Spektakulärer Skulpturenpark in der Türkei

Jongleur der Superlative

Die zwölf gewaltigen Basaltstelen, zu einem Kreis formiert, beschwören Stonehenge herauf. Doch sie stehen auf einem von wildem Salbei und Lavendel bewachsenen Hügel in Kappadokien, wo bis vor drei Jahren allein die Schafhirten den meilenweiten Blick über die raue, baumlose Landschaft am Rand der Seidenstraße genossen.

Doch dann kam der australische Land-Art-Künstler Andrew Rogers. „Time and Space“ nennt er den Skulpturenpark, den er inmitten des geschichtsträchtigen Terrains in Zentralanatolien mit immensem Aufwand errichtete. Dazu ließ er von der lokalen Bevölkerung schulterhohe Mauern zu figurativen Geoglyphen anlegen.

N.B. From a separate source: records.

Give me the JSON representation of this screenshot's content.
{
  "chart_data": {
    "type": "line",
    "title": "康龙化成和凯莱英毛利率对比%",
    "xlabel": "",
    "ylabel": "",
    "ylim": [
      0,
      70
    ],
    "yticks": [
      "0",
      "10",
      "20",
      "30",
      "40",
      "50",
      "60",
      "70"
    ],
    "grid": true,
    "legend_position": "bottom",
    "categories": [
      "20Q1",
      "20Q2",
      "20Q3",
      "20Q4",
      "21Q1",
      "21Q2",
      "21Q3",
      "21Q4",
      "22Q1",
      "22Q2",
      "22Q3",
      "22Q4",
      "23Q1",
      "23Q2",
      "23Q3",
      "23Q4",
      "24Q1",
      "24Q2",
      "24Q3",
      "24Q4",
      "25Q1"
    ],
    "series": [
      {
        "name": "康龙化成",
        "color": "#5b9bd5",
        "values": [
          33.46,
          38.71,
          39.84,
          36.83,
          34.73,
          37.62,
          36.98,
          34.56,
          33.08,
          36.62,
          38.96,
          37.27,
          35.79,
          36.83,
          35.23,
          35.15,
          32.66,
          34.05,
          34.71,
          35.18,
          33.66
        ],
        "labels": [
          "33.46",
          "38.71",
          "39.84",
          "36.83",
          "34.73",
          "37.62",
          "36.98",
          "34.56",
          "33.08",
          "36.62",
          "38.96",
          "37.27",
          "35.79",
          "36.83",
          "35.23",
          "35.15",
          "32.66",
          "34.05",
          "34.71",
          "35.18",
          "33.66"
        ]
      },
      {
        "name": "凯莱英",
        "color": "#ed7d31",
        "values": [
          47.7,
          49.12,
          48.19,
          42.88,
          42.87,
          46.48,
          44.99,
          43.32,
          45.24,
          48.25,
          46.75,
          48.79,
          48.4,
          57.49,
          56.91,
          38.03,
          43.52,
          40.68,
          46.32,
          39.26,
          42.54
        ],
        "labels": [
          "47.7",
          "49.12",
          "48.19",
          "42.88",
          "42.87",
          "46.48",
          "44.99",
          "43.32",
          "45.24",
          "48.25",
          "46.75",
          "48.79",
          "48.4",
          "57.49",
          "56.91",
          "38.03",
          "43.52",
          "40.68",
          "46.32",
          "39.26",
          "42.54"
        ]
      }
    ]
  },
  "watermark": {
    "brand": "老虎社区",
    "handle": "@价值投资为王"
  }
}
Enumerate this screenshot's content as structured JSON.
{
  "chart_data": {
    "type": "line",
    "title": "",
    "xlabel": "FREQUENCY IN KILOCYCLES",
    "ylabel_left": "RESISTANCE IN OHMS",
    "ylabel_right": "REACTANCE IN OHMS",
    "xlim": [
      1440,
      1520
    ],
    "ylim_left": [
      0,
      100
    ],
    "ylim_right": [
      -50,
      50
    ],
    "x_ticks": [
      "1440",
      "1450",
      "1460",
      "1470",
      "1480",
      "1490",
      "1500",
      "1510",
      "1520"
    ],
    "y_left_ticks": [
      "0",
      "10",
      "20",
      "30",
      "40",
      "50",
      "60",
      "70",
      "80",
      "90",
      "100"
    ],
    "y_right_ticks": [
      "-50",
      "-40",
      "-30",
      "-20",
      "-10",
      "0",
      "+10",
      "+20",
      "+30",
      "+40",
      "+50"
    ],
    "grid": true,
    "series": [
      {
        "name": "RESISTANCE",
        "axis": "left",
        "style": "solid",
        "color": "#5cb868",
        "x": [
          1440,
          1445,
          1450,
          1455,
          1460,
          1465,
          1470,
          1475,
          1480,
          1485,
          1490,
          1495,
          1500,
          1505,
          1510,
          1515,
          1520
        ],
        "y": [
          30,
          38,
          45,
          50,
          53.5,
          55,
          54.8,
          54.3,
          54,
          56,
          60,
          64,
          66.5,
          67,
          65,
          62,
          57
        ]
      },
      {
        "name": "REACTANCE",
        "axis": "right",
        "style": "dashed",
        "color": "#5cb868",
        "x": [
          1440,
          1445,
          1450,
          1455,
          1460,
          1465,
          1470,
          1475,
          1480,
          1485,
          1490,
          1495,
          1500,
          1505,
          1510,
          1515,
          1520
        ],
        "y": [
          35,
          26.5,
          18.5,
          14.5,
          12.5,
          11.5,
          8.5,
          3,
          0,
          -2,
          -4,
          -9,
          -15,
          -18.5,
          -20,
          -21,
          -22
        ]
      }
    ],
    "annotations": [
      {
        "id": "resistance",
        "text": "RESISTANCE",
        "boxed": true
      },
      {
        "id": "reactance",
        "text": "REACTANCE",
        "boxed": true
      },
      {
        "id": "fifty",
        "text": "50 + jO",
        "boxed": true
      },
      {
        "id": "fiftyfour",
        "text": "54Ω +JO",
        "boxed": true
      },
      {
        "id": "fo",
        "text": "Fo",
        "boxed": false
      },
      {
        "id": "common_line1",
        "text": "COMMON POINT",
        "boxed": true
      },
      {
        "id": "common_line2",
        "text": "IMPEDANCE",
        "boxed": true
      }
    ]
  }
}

Kunst mit Umweltverträglichkeitsstudie
Nach dem Vorbild von Christo und Jeanne-Claude veranlasste Rogers eine Umweltverträglichkeitsstudie, bevor er sich an die Konstruktion der weltgrößten Anlage für zeitgenössische Kunst machte und öffentliche sowie private Gelder eintrieb – auch eigene Mittel des ehemaligen Finanziers aus Melbourne flossen mit ein. Wie die Veteranen des populistischen Kunstspektakels, Christo und Jeanne Claude, ist auch Andrew Rogers ein Jongleur der Superlative: 10500 Tonnen Stein addieren sich zu insgesamt sieben Kilometer langen Linien, die Teil eines globalen Kunstprojekts von nie dagewesener Größenordnung sind.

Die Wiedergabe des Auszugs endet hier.